Fear of intimacy can also evolve from the embarrassment resulting from sexual abuse or early exposure to pornography.
The lack of intimacy will often result in individuals feeling lonely, unwanted, unloved, and emotionally deprived. In some cases, no meaningful relationship can take place, which can lead to emotional health problems such as depression and anxiety.
Sufferers are often self-centered or have low self-esteem or perhaps feelings of guilt. If left untreated, fear of intimacy can destroy any meaningful connections and lead to total isolation and loneliness.
The fear of intimacy is totally curable. Here are some of the methods you can use to solve the problem.

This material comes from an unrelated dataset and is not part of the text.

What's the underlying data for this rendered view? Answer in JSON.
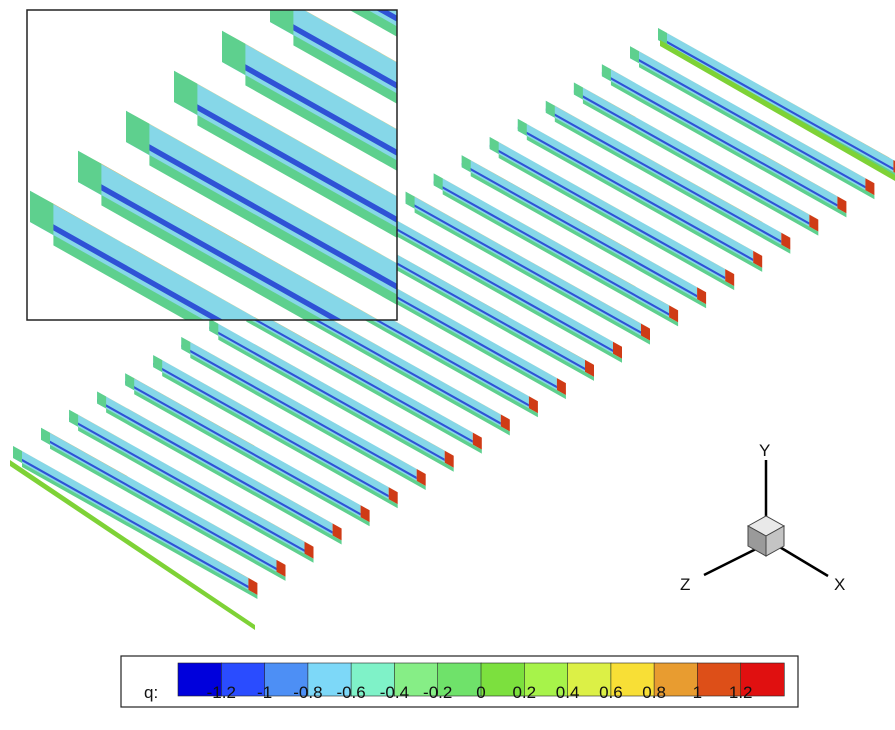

Always be genuine in your relationships. Always acknowledge your feelings and express them truthfully. If you feel angry or betrayed, or even annoyed, express your feelings openly. For example, you can use an expression like “I feel annoyed because I was expecting to see you there.” If you feel pleased or elated, express that too. You can say something like “I was delighted that you decided to come after all. I feel good when you are around.”
Instead of allowing fear of intimacy to ake charge of your life, step out and reveal your feelings. You may feel vulnerable or afraid at first but those fears will pass.
Learn to communicate about day to day affairs: you can learn intimacy by sharing your personal and everyday experiences. Also learn to discuss your experience of being betrayed in the past, and listen and sympathise with your partner’s experiences. If you do not have total mutual self-disclosure, then your relationship is unbalanced. One partner has opened up, while the other has hidden everything away.
Don’t play games, such as expecting your partner to read your mind or dropping hints instead of saying outright what you really mean. Talk about what’s going on in your life and how you feel and think. This way you build trust in your relationship, which helps you get over the problem. Don’t forget that, the longer your anxiety about intimacy continues, the worse it gets and the more difficult it is to conquer. So it is up to you to face up to the fear of intimacy and go out and get yourself a richer, more fulfilling life.